Do you need parental/guardian consent for a drug test when hiring a minor?
A.
Yes you do! If hiring a minor the parent/guardian must consent to the test but results cannot be shared with the parents. It is also recommended to check with the collection facility to see if they have a separate consent form for the parent/guardian to sign. If not, and they request your consent form, make sure a copy is made for your records as would be best practice in all cases.
 
Q.
What happens if a youth applicant tests positive? Do the results go to the parent/guardian?
A.
If a youth tests positive the results go to the youth not the parent/guardian. It is up to the youth to disclose the results to the parent/guardian.
 
Q.
What happens if a result comes back as a dilute?
A.
It is up to the employer to decide how to handle a non-regulated pre-placement dilute. DOT requires a repeat test with a negative result. It’s recommended that the employer repeat the test ASAP at their expense and only hire negative, non-dilute, applicants.
 
Q.
Do I need to test seasonal employees that are being rehired?
A.
Yes! They are considered a new hire. Consistency is the key to a successful program. Treat all new hires the same including rehires, part-time employees, etc.
 
Q.
Are you required to drug test subcontractors before they start?
A.

You do not have to drug test subcontractors before they start, but you must be certain the individual is considered a subcontractor. In New Hampshire a subcontractor has to meet all of the following criteria:

(A)
The person possesses or has applied for a federal employer identification number or social security number, or in the alternative, has agreed in writing to carry out the responsibilities imposed on employers under this chapter.
(B)
The person has control and discretion over the means and manner of performance of the work, in that the result of the work, rather than the means or manner by which the work is performed, is the primary element bargained for by the employer.
(C)
The person has control over the time when the work is performed, and the time of performance is not dictated by the employer. However, this shall not prohibit the employer from reaching an agreement with the person as to completion schedule, range of work hours, and maximum number of work hours to be provided by the person, and in the case of entertainment, the time such entertainment is to be presented.
(D)
The person hires and pays the person's assistants, if any, and to the extent such assistants are employees, supervises the details of the assistants' work.
(E)
The person holds himself or herself out to be in business for himself or herself.
(F)
The person has continuing or recurring business liabilities or obligations.
(G)
The success or failure of the person's business depends on the relationship of business receipts to expenditures.
(H)
The person receives compensation for work or services performed and remuneration is not determined unilaterally by the hiring party.
(I)
The person is responsible in the first instance for the main expenses related to the service or work performed.
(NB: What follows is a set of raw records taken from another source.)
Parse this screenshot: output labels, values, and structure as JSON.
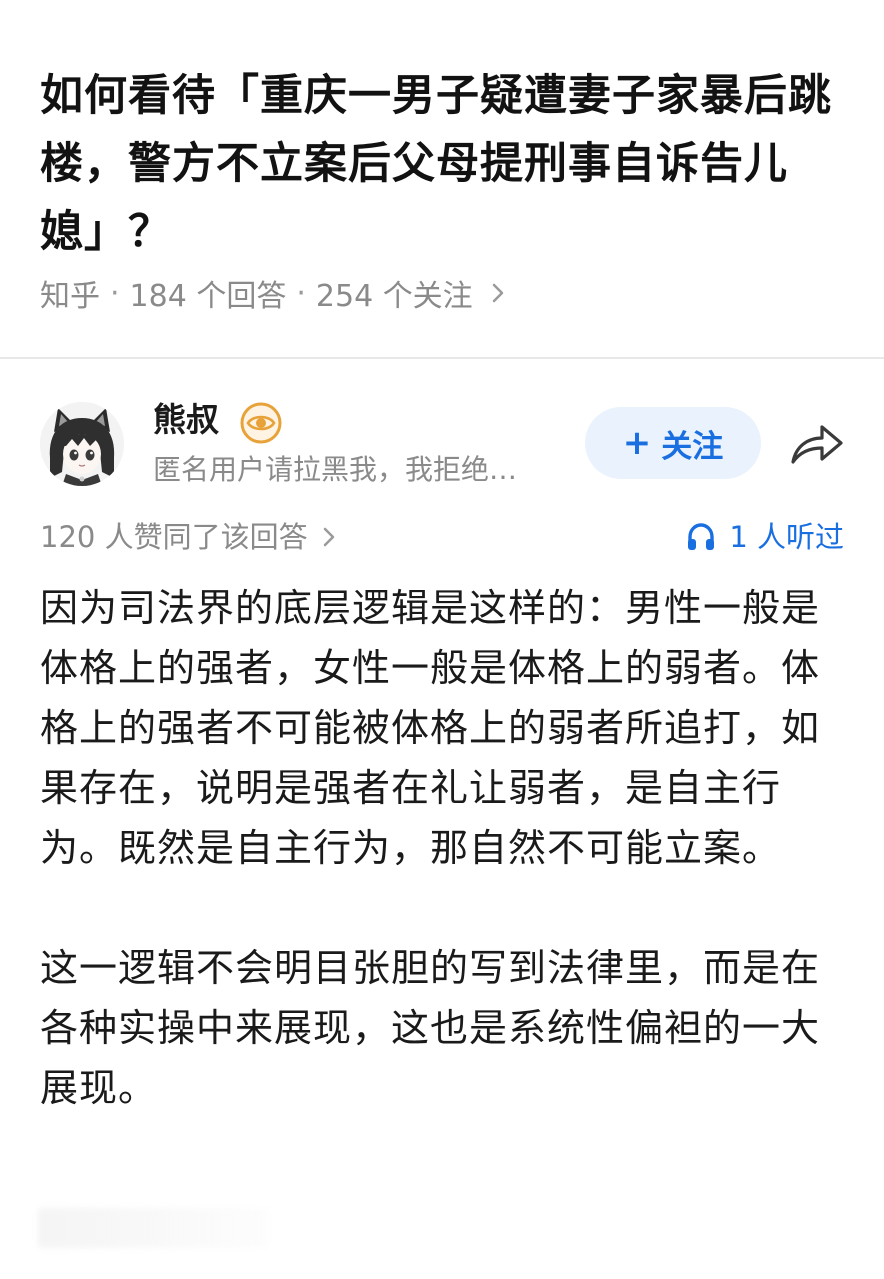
{
  "question": {
    "title": "如何看待「重庆一男子疑遭妻子家暴后跳楼，警方不立案后父母提刑事自诉告儿媳」？",
    "source": "知乎",
    "answers_count": "184 个回答",
    "followers_count": "254 个关注"
  },
  "author": {
    "name": "熊叔",
    "bio": "匿名用户请拉黑我，我拒绝…",
    "follow_label": "关注",
    "badge_icon": "eye-badge-icon",
    "avatar": "anime-girl-avatar"
  },
  "stats": {
    "upvotes": "120 人赞同了该回答",
    "listeners": "1 人听过"
  },
  "answer": {
    "paragraphs": [
      "因为司法界的底层逻辑是这样的：男性一般是体格上的强者，女性一般是体格上的弱者。体格上的强者不可能被体格上的弱者所追打，如果存在，说明是强者在礼让弱者，是自主行为。既然是自主行为，那自然不可能立案。",
      "这一逻辑不会明目张胆的写到法律里，而是在各种实操中来展现，这也是系统性偏袒的一大展现。"
    ]
  },
  "colors": {
    "accent": "#1a6fe0",
    "follow_bg": "#eaf2fd",
    "muted_text": "#8a8a8a",
    "badge": "#e8a23a"
  }
}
However, this shall not prohibit the employer or person offering work from providing the supplies or materials necessary to perform the work.
(J)
The person is responsible for satisfactory completion of work and may be held contractually responsible for failure to complete the work.
(K)
The person supplies the principal tools and instrumentalities used in the work, except that the employer may furnish tools or instrumentalities that are unique to the employer's special requirements or are located on the employer's premises.
(L)
The person is not required to work exclusively for the employer.
If the individual does not meet all of the above criteria they are considered an employee not a subcontractor.